The Markets
The November rally in core bonds continued yesterday, but in contrast to Wednesday they closed off the intraday highs. A dovish tone from the Bank of England and disappointing Q3 US unit labor costs (-0.8% q/q with upward revision to Q2: 3.2% from 2.2%) set the tone.
Equity markets rallied in lockstep, with major European indices closing 1.5% to 2% higher and major U.S. benchmarks posting similar gains.
The EUR/USD moved from an open of 1.0570 to a close of 1.0622. Daily changes in the US yield curve ranged from +4.6 bps (2yr) to -12.7 bps (30yr). The US 2yr yield tested the October low (4.92%), which is the neckline of a double top formation, but bounced off this level. Similar support in the US 10-yr yield stands at 4.58% (vs. yesterday’s close of 4.66%). German yield differentials ranged from +2 bps (2-yr) to -6.9 bps (30-yr).

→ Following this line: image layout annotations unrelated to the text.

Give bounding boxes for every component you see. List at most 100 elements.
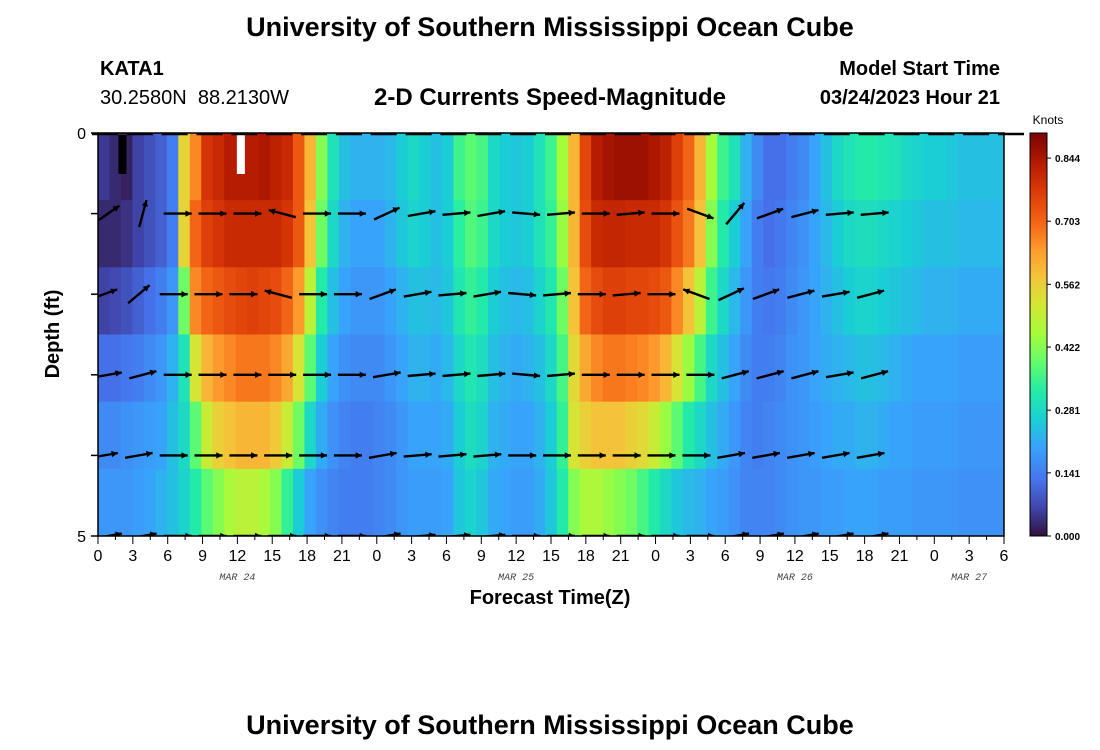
current-vector-head — [708, 532, 715, 536]
depth-axis-label: Depth (ft) — [42, 290, 64, 379]
time-tick-label: 6 — [442, 548, 451, 565]
time-tick-label: 3 — [686, 548, 695, 565]
speed-heatmap — [98, 133, 1004, 536]
heatmap-cell — [866, 133, 879, 201]
date-label: MAR 24 — [219, 573, 255, 584]
heatmap-cell — [614, 334, 627, 403]
heatmap-cell — [258, 200, 271, 268]
heatmap-cell — [969, 334, 982, 403]
current-vector-head — [181, 452, 188, 459]
heatmap-cell — [453, 401, 466, 470]
heatmap-cell — [442, 401, 455, 470]
heatmap-cell — [923, 334, 936, 403]
current-vector-head — [673, 210, 680, 217]
heatmap-cell — [637, 267, 650, 336]
current-vector-head — [881, 369, 889, 376]
heatmap-cell — [568, 334, 581, 403]
heatmap-cell — [499, 401, 512, 470]
time-tick-label: 21 — [891, 548, 909, 565]
station-id: KATA1 — [100, 58, 164, 80]
current-vector-head — [149, 531, 157, 536]
heatmap-cell — [247, 267, 260, 336]
current-vector-head — [638, 209, 645, 217]
current-vector-head — [459, 290, 467, 297]
current-vector-head — [773, 450, 780, 458]
heatmap-cell — [854, 200, 867, 268]
current-vector-head — [429, 371, 436, 378]
current-vector-head — [355, 452, 362, 459]
heatmap-cell — [522, 468, 535, 536]
current-vector-head — [185, 371, 192, 378]
heatmap-cell — [270, 267, 283, 336]
heatmap-cell — [487, 267, 500, 336]
heatmap-cell — [373, 468, 386, 536]
heatmap-cell — [900, 468, 913, 536]
heatmap-cell — [946, 200, 959, 268]
heatmap-cell — [774, 267, 787, 336]
heatmap-cell — [533, 200, 546, 268]
heatmap-cell — [591, 401, 604, 470]
heatmap-cell — [751, 468, 764, 536]
current-vector-head — [634, 290, 641, 297]
heatmap-cell — [522, 267, 535, 336]
heatmap-cell — [499, 200, 512, 268]
heatmap-cell — [132, 401, 145, 470]
current-vector-head — [772, 288, 780, 295]
current-vector-head — [181, 291, 188, 298]
current-vector-head — [741, 369, 749, 376]
heatmap-cell — [705, 267, 718, 336]
heatmap-cell — [717, 468, 730, 536]
current-vector-head — [811, 369, 819, 376]
heatmap-cell — [430, 200, 443, 268]
heatmap-cell — [98, 133, 111, 201]
current-vector-head — [255, 210, 262, 217]
heatmap-cell — [854, 401, 867, 470]
time-tick-label: 15 — [263, 548, 281, 565]
heatmap-cell — [591, 334, 604, 403]
current-vector-head — [568, 532, 575, 536]
heatmap-cell — [809, 200, 822, 268]
missing-data-mark-black — [118, 135, 127, 174]
heatmap-cell — [831, 267, 845, 336]
heatmap-cell — [247, 200, 260, 268]
heatmap-cell — [155, 267, 168, 336]
heatmap-cell — [396, 200, 409, 268]
heatmap-cell — [510, 468, 523, 536]
colorbar-tick-label: 0.141 — [1055, 469, 1080, 480]
heatmap-cell — [889, 468, 902, 536]
heatmap-cell — [166, 468, 179, 536]
heatmap-cell — [212, 401, 225, 470]
heatmap-cell — [212, 468, 225, 536]
heatmap-cell — [591, 267, 604, 336]
heatmap-cell — [109, 468, 122, 536]
heatmap-cell — [109, 200, 122, 268]
heatmap-cell — [315, 401, 328, 470]
heatmap-cell — [464, 267, 478, 336]
heatmap-cell — [602, 401, 615, 470]
heatmap-cell — [820, 133, 833, 201]
current-vector-head — [533, 211, 541, 218]
heatmap-cell — [464, 133, 478, 201]
heatmap-cell — [992, 401, 1004, 470]
current-vector-head — [776, 208, 784, 214]
time-tick-label: 9 — [756, 548, 765, 565]
heatmap-cell — [338, 200, 351, 268]
heatmap-cell — [373, 334, 386, 403]
heatmap-cell — [579, 401, 592, 470]
heatmap-cell — [522, 200, 535, 268]
heatmap-cell — [464, 200, 478, 268]
current-vector-head — [251, 291, 258, 298]
heatmap-cell — [981, 200, 994, 268]
colorbar-units: Knots — [1033, 113, 1064, 127]
heatmap-cell — [568, 267, 581, 336]
heatmap-cell — [189, 267, 202, 336]
current-vector-head — [776, 369, 784, 376]
heatmap-cell — [533, 401, 546, 470]
heatmap-cell — [143, 133, 156, 201]
heatmap-cell — [120, 200, 134, 268]
heatmap-cell — [258, 334, 271, 403]
time-tick-label: 0 — [930, 548, 939, 565]
current-vector-head — [494, 289, 502, 296]
heatmap-cell — [900, 334, 913, 403]
colorbar-tick-label: 0.422 — [1055, 343, 1080, 354]
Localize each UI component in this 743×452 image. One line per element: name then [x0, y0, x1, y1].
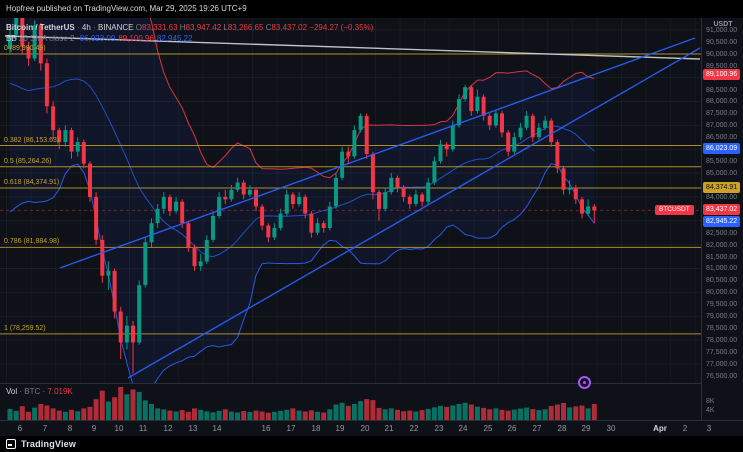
time-axis-label: 7	[42, 424, 48, 433]
time-axis-label: 16	[261, 424, 271, 433]
legend-separator: ·	[42, 387, 46, 396]
indicator-values: 86,023.09 89,100.96 82,945.22	[77, 34, 193, 43]
time-axis-label: 12	[163, 424, 173, 433]
time-axis-label: 2	[682, 424, 688, 433]
ohlc-close-key: C	[265, 23, 272, 32]
axis-price-label: 83,437.02	[703, 204, 741, 215]
time-axis-label: 3	[706, 424, 712, 433]
price-axis[interactable]: USDT 91,000.00 90,500.00 90,000.00 89,500.0…	[701, 18, 743, 420]
time-axis-label: 13	[188, 424, 198, 433]
time-axis[interactable]: 6 7 8 9 10 11 12 13 14 16 17 18 19 20 21 22 23 24 25 26 27 28…	[0, 420, 743, 436]
time-axis-label: 6	[17, 424, 23, 433]
volume-value: 7.019K	[47, 387, 73, 396]
time-axis-label: 30	[606, 424, 616, 433]
indicator-params: 20 SMA close 2	[18, 34, 75, 43]
time-axis-label: 21	[384, 424, 394, 433]
tradingview-logo-icon[interactable]	[6, 439, 16, 449]
last-price-symbol-tag: BTCUSDT	[655, 205, 694, 215]
legend-separator: ·	[76, 23, 80, 32]
volume-name[interactable]: Vol	[6, 387, 18, 396]
time-axis-label: 24	[458, 424, 468, 433]
ohlc-low-value: 83,266.65	[227, 23, 264, 32]
indicator-value: 89,100.96	[118, 34, 154, 43]
chart-region[interactable]: 0 (89,990.49) 0.382 (86,153.63) 0.5 (85,26…	[0, 18, 743, 436]
indicator-value: 86,023.09	[79, 34, 116, 43]
axis-price-label: 84,374.91	[703, 182, 741, 193]
volume-bars	[0, 384, 701, 420]
fib-level-label[interactable]: 0.618 (84,374.91)	[4, 179, 60, 186]
volume-legend[interactable]: Vol · BTC · 7.019K	[6, 387, 73, 396]
attribution-text: Hopfree published on TradingView.com, Ma…	[6, 4, 247, 13]
attribution-bar: Hopfree published on TradingView.com, Ma…	[0, 0, 743, 18]
fib-level-label[interactable]: 0.786 (81,884.98)	[4, 238, 60, 245]
time-axis-label: 27	[532, 424, 542, 433]
axis-price-label: 86,023.09	[703, 143, 741, 154]
indicator-legend[interactable]: BB 20 SMA close 2 86,023.09 89,100.96 82,9…	[6, 34, 193, 43]
ohlc-high-key: H	[179, 23, 186, 32]
ohlc-low-key: L	[223, 23, 228, 32]
candlestick-chart[interactable]	[0, 18, 701, 383]
price-pane[interactable]: 0 (89,990.49) 0.382 (86,153.63) 0.5 (85,26…	[0, 18, 701, 383]
ohlc-open-key: O	[135, 23, 142, 32]
time-axis-label: 9	[91, 424, 97, 433]
footer-bar: TradingView	[0, 436, 743, 452]
time-axis-label: 14	[212, 424, 222, 433]
volume-pane[interactable]: Vol · BTC · 7.019K	[0, 383, 701, 420]
indicator-value: 82,945.22	[156, 34, 193, 43]
time-axis-label: 28	[557, 424, 567, 433]
legend-separator: ·	[19, 387, 23, 396]
change-value: −294.27 (−0.35%)	[309, 23, 374, 32]
time-axis-label: 20	[360, 424, 370, 433]
time-axis-label: 10	[114, 424, 124, 433]
time-axis-label: 8	[67, 424, 73, 433]
time-axis-label: 18	[311, 424, 321, 433]
fib-level-label[interactable]: 1 (78,259.52)	[4, 325, 46, 332]
ohlc-high-value: 83,947.42	[185, 23, 222, 32]
chart-marker-icon[interactable]	[578, 376, 591, 389]
volume-unit: BTC	[24, 387, 41, 396]
time-axis-label: 11	[138, 424, 148, 433]
exchange-label: BINANCE	[97, 23, 134, 32]
indicator-name[interactable]: BB	[6, 34, 17, 43]
tradingview-brand[interactable]: TradingView	[21, 439, 77, 449]
axis-currency-label: USDT	[713, 21, 733, 28]
time-axis-label: 23	[434, 424, 444, 433]
time-axis-label: 19	[335, 424, 345, 433]
time-axis-label: 26	[507, 424, 517, 433]
axis-price-label: 82,945.22	[703, 216, 741, 227]
time-axis-label: 17	[286, 424, 296, 433]
symbol-legend[interactable]: Bitcoin / TetherUS · 4h · BINANCE O83,33…	[6, 23, 373, 32]
time-axis-label: Apr	[653, 424, 667, 433]
ohlc-open-value: 83,331.63	[141, 23, 178, 32]
time-axis-label: 29	[581, 424, 591, 433]
symbol-title[interactable]: Bitcoin / TetherUS	[6, 23, 75, 32]
ohlc-close-value: 83,437.02	[271, 23, 308, 32]
time-axis-label: 22	[409, 424, 419, 433]
axis-price-label: 89,100.96	[703, 69, 741, 80]
interval-label[interactable]: 4h	[81, 23, 91, 32]
fib-level-label[interactable]: 0 (89,990.49)	[4, 45, 46, 52]
fib-level-label[interactable]: 0.5 (85,264.26)	[4, 158, 52, 165]
legend-separator: ·	[93, 23, 96, 32]
time-axis-label: 25	[483, 424, 493, 433]
fib-level-label[interactable]: 0.382 (86,153.63)	[4, 137, 60, 144]
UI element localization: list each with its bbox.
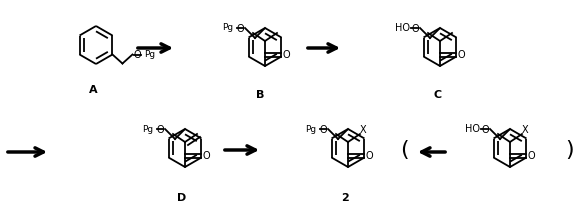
Text: O: O [527,151,535,161]
Text: O: O [319,125,327,135]
Text: O: O [202,151,210,161]
Text: Pg: Pg [144,50,155,59]
Text: O: O [134,49,141,60]
Text: HO: HO [466,124,480,134]
Text: O: O [236,24,244,34]
Text: B: B [256,90,264,100]
Text: O: O [457,50,465,60]
Text: X: X [360,125,366,135]
Text: Pg: Pg [305,124,317,134]
Text: O: O [282,50,290,60]
Text: O: O [365,151,373,161]
Text: 2: 2 [341,193,349,203]
Text: O: O [156,125,164,135]
Text: ): ) [566,140,574,160]
Text: D: D [177,193,187,203]
Text: Pg: Pg [142,124,154,134]
Text: Pg: Pg [223,23,234,32]
Text: O: O [481,125,489,135]
Text: X: X [522,125,528,135]
Text: C: C [434,90,442,100]
Text: O: O [411,24,419,34]
Text: A: A [89,85,98,95]
Text: HO: HO [395,23,410,33]
Text: (: ( [400,140,408,160]
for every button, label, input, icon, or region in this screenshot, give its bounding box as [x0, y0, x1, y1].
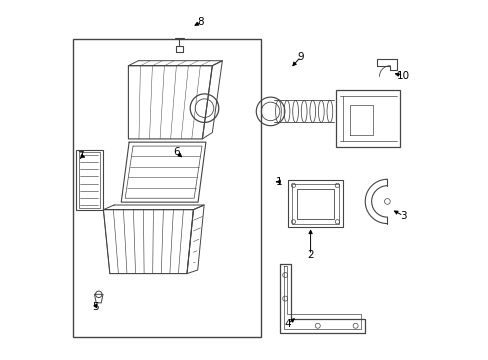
Bar [287, 180, 342, 227]
Text: 7: 7 [78, 151, 84, 161]
Text: 10: 10 [396, 71, 409, 81]
Text: 9: 9 [297, 52, 304, 62]
Bar [296, 189, 333, 219]
Bar [73, 39, 260, 337]
Text: 3: 3 [399, 211, 406, 221]
Text: 5: 5 [92, 302, 98, 312]
Text: 2: 2 [306, 250, 313, 260]
Text: 4: 4 [284, 319, 291, 329]
Text: 6: 6 [173, 148, 180, 157]
Bar [79, 153, 100, 207]
Bar [76, 150, 102, 210]
Bar [291, 184, 339, 224]
Text: 1: 1 [276, 177, 282, 187]
Text: 8: 8 [197, 17, 204, 27]
Bar [335, 90, 400, 147]
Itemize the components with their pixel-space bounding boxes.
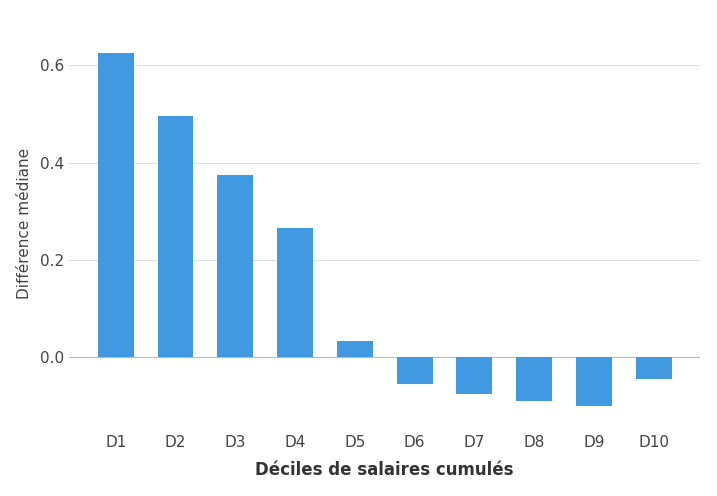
Bar — [158, 117, 194, 357]
Bar — [636, 357, 672, 379]
Bar — [516, 357, 552, 401]
Bar — [337, 341, 373, 357]
Bar — [457, 357, 493, 394]
Bar — [98, 53, 133, 357]
Bar — [576, 357, 612, 406]
Bar — [277, 228, 313, 357]
Bar — [217, 175, 253, 357]
X-axis label: Déciles de salaires cumulés: Déciles de salaires cumulés — [255, 461, 514, 479]
Bar — [397, 357, 432, 384]
Y-axis label: Différence médiane: Différence médiane — [16, 148, 32, 299]
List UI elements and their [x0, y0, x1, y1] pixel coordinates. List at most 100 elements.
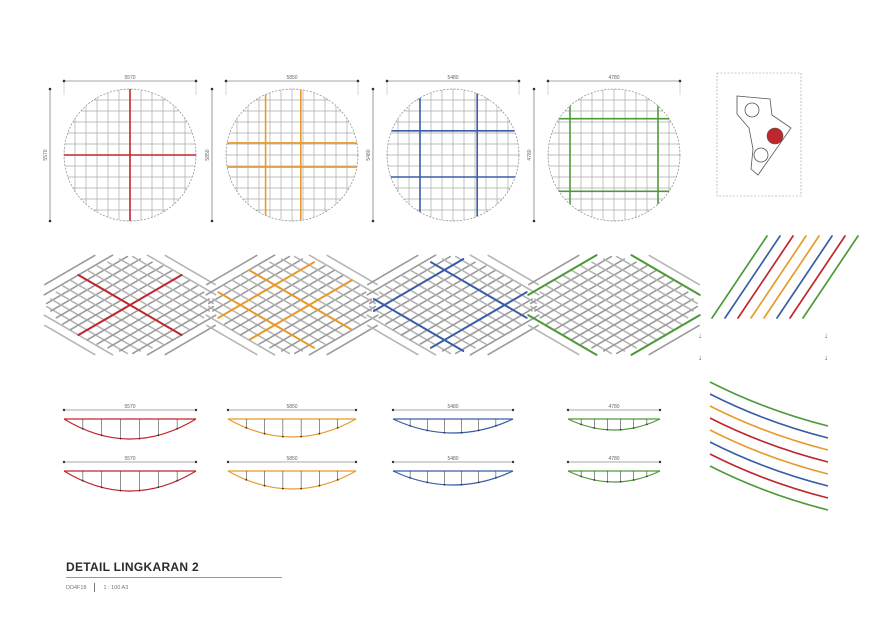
dimension-tick — [354, 408, 358, 412]
dimension-tick — [356, 79, 360, 83]
bottom-curve — [567, 470, 661, 483]
node — [318, 484, 321, 487]
node — [119, 489, 122, 492]
grid-lines — [387, 89, 519, 221]
highlight-beams — [64, 89, 196, 221]
section-view-2-1: 5850 — [226, 404, 358, 438]
exploded-views: ↓ ↓ ↓ ↓ — [698, 235, 859, 511]
dimension-tick — [371, 219, 375, 223]
exploded-beam-lower — [709, 429, 829, 475]
section-dimension-label: 5480 — [447, 456, 458, 462]
exploded-beam-upper — [776, 235, 833, 319]
section-view-1-2: 5570 — [62, 456, 198, 492]
section-views: 5570 5570 5850 5850 5480 5480 4780 4780 — [62, 404, 662, 492]
bottom-curve — [392, 470, 514, 486]
bottom-curve — [63, 418, 197, 440]
node — [443, 483, 446, 486]
node — [300, 487, 303, 490]
node — [494, 476, 497, 479]
section-dimension-label: 4780 — [608, 404, 619, 410]
dimension-side-label: 4780 — [527, 149, 533, 160]
node — [477, 429, 480, 432]
plan-views: 5570 5570 5850 5850 5480 5480 4780 4780 — [43, 75, 682, 223]
section-view-3-1: 5480 — [391, 404, 515, 434]
circle-marker — [753, 147, 769, 163]
dimension-top-label: 5480 — [447, 75, 458, 81]
dimension-tick — [210, 87, 214, 91]
circle-marker — [744, 102, 760, 118]
exploded-beam-upper — [750, 235, 807, 319]
dimension-side-label: 5480 — [366, 149, 372, 160]
section-dimension-label: 5850 — [286, 404, 297, 410]
node — [606, 428, 609, 431]
dimension-tick — [566, 408, 570, 412]
node — [100, 486, 103, 489]
circle-outline — [386, 88, 520, 222]
exploded-beam-upper — [724, 235, 781, 319]
dimension-tick — [194, 460, 198, 464]
node — [593, 427, 596, 429]
section-view-3-2: 5480 — [391, 456, 515, 486]
node — [426, 481, 429, 484]
node — [81, 479, 84, 482]
node — [409, 476, 412, 479]
section-view-2-2: 5850 — [226, 456, 358, 490]
highlight-beams — [548, 89, 680, 221]
down-arrow-icon: ↓ — [698, 331, 702, 340]
title-rule — [66, 577, 282, 578]
exploded-beam-upper — [711, 235, 768, 319]
node — [645, 423, 648, 426]
circle-outline — [63, 88, 197, 222]
dimension-tick — [391, 460, 395, 464]
dimension-top-label: 4780 — [608, 75, 619, 81]
dimension-tick — [371, 87, 375, 91]
section-dimension-label: 4780 — [608, 456, 619, 462]
node — [632, 427, 635, 429]
plan-view-1: 5570 5570 — [43, 75, 198, 223]
dimension-tick — [546, 79, 550, 83]
node — [632, 479, 635, 481]
down-arrow-icon: ↓ — [698, 353, 702, 362]
isometric-view-3 — [366, 254, 540, 356]
isometric-view-1 — [43, 254, 217, 356]
dimension-tick — [48, 87, 52, 91]
separator — [94, 583, 96, 592]
node — [645, 475, 648, 478]
down-arrow-icon: ↓ — [824, 353, 828, 362]
exploded-beam-upper — [737, 235, 794, 319]
circle-outline — [225, 88, 359, 222]
node — [619, 480, 622, 483]
dimension-tick — [511, 460, 515, 464]
node — [81, 427, 84, 430]
section-view-4-2: 4780 — [566, 456, 662, 483]
drawing-code: DD4F18 — [66, 584, 87, 591]
dimension-tick — [62, 408, 66, 412]
grid-lines — [226, 89, 358, 221]
exploded-beam-lower — [709, 441, 829, 487]
dimension-tick — [566, 460, 570, 464]
node — [593, 479, 596, 481]
section-dimension-label: 5570 — [124, 404, 135, 410]
sheet-title: DETAIL LINGKARAN 2 — [66, 560, 199, 574]
dimension-tick — [517, 79, 521, 83]
node — [176, 427, 179, 430]
node — [606, 480, 609, 483]
node — [426, 429, 429, 432]
exploded-beam-lower — [709, 393, 829, 439]
node — [619, 428, 622, 431]
dimension-side-label: 5850 — [205, 149, 211, 160]
plan-view-4: 4780 4780 — [527, 75, 682, 223]
dimension-tick — [658, 408, 662, 412]
node — [580, 475, 583, 478]
highlight-beams — [387, 89, 519, 221]
bottom-curve — [392, 418, 514, 434]
bottom-curve — [227, 418, 357, 438]
dimension-tick — [532, 87, 536, 91]
node — [281, 487, 284, 490]
dimension-tick — [62, 460, 66, 464]
highlight-beams — [226, 89, 358, 221]
node — [460, 431, 463, 434]
key-plan-frame — [716, 72, 802, 197]
key-plan — [716, 72, 802, 197]
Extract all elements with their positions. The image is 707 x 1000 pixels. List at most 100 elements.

The German 10-yr yield tested the same double top formation (with the October low of 2.68% as neckline), but a break lower didn’t happen. UK Gilts outperformed with yields closing 6.2 bps (2-yr) to 11.6 bps (7-yr) lower as the belly outperformed the wings. The Bank of England’s split decision to hold rates rather than hike was less narrow than in September (5-4 vs. 6-3), with the updated Monetary Policy Report showing little growth over the policy horizon.
The Pound initially weakened from EUR/GBP 0.8690 towards 0.8735, but closed nearly unchanged at 0.87. From a technical point of view, the pair is unable to make much headway beyond 0.87-0.8750.
Today’s calendar is focused on the US payrolls and services ISM. The consensus is for 180k net new jobs, a stable unemployment rate (3.8%), wage growth of 0.3% M/M & 4% Y/Y, and the ISM ticking back from 53.6 to 53. Given the recent bond correction, we see asymmetric risks with markets rallying (& dollar weakening) on weaker or in-line data. It will likely take a big upside surprise on both to send bonds and equities lower again.
After this week’s FOMC meeting, the first Fed governors will speak (Barkin, Kashkari, Bostic) and serve as a wild card. ECB‘s Schnabel has already said that the central bank can’t close the door on further rate hikes. “After a long period of high inflation, inflation expectations are fragile and renewed supply-side shocks can destabilize them, threatening medium-term price stability.” She added that it took a year to get inflation from 10.6% to the current 2.9%, but that the ECB expects it to take about twice as long to get back to 2% from here.
News and Views
The Czech National Bank left its key interest rate unchanged at 7% yesterday in a 5 (hold) to 2 (cut) vote. Markets and analysts believed that the central bank would have started the cut cycle with a 25 bps move. The risk of unanchored inflation expectations remains, the CNB said. “This risk could manifest itself in the outcome of the ongoing wage negotiations and in a stronger-than-expected repricing of goods and services at the beginning of next year.” While price pressures have eased dramatically, they remain too high. In particular, core inflation is a cause for concern, with an outlook of 3% on average through 2024. The decision was made even as economic growth was being cut.
It’s overshadowing a weakening economy that unexpectedly contracted in Q3. The CNB expects -0.4% this year before returning to growth of around 1.2% next year. The central bank added that the depreciation of the krone has led to a slight easing of overall monetary conditions. It added to the case for keeping interest rates where they are. The Executive Board has discussed a strategy for future rate cuts and expects that any reduction will initially be moderate and gradual.
With its internal models projecting a 50 bps cut by the end of this year, “the interest rate path in the coming quarters is therefore likely to be higher than in the baseline scenario of the forecast.” KBC Economics expects a rate cut of 25 bps (to 6.75%) in December, although the risks are tilted to an even later start of easing. The Czech koruna rallied on the hawkish policy outcome. EUR/CZK fell from 24.66 to 25.45. Czech swap yields decoupled from the global and local trend yesterday, rising 10 bps at the short end of the curve.